‘Navigating Pakistani Feminism: Fight by Fight’ launched

‘Navigating Pakistani Feminism: Fight by Fight’ launched

Published by the News on Sunday here

With the premise that resolving the big questions on women’s rights, the Pakistani society will be on a progressive trajectory, leading women feminists gathered here at a book launch on Saturday.

Aisha Sarwari’s book, ‘Navigating Pakistani Feminism: Fight by Fight’, was the centre of discussion among veteran feminist Moneeza Hashmi, lawyer and women’s activist from KP/FATA, Rakhshanda Naz and Pakistani politician, Marvi Memon. While presenting their point of view, they laid down the need of a turn-around in the way women are treated in the country especially among those that are part of the informal sector.

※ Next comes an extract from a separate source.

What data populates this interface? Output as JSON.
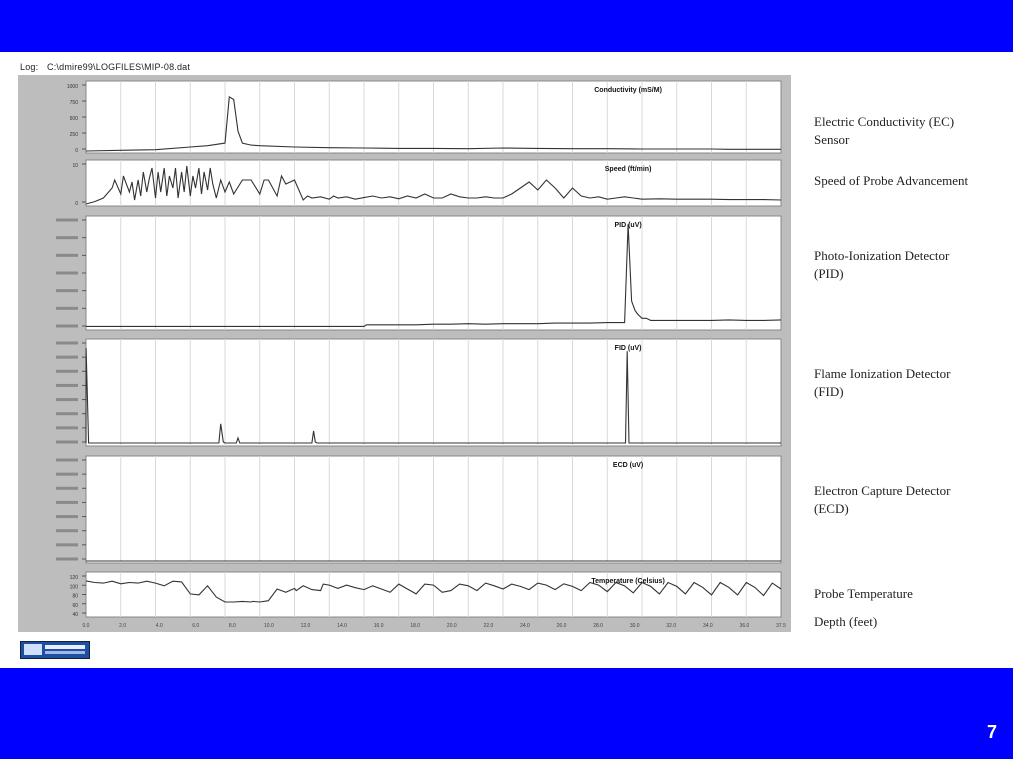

The panellists agreed that without Pakistan providing legal and cultural protections for women, they will continue to face astounding levels of violence and harassment both in the domestic and professional spheres. Pakistan has among the worst maternal mortality rates, violence against women rates and ranks second last on the gender equity scale globally.

Moneeza Hashmi talked about the need to recognise that there needs to be a unified voice against the subversive forces against women. “We are not here to only answer the conceptual questions about why feminism is important in this country, we are also here to say that women need to speak the same language and make the same noises because they are disadvantaged in the same broad way by those who feel we belong in the shadows,” she said.

Building on the idea that Pakistan was envisaged as an inclusive and modern state by Mohammad Ali Jinnah, Yasser Latif Hamdani in his book “Between Worlds; A Pakistani’s quest to forge meaning” that was launched simultaneously,  argues that a Pakistan that does not safeguard its minorities and gives them equal rights as citizens is not a Pakistan worth having. The author is a columnist in the national press and lawyer by profession.

Expressing his optimism for the future, Hamdani said that with enough cycles of democracy, there is hope that Pakistan might fix some of its structural problems and become a modern and progressive state that it was envisaged to be.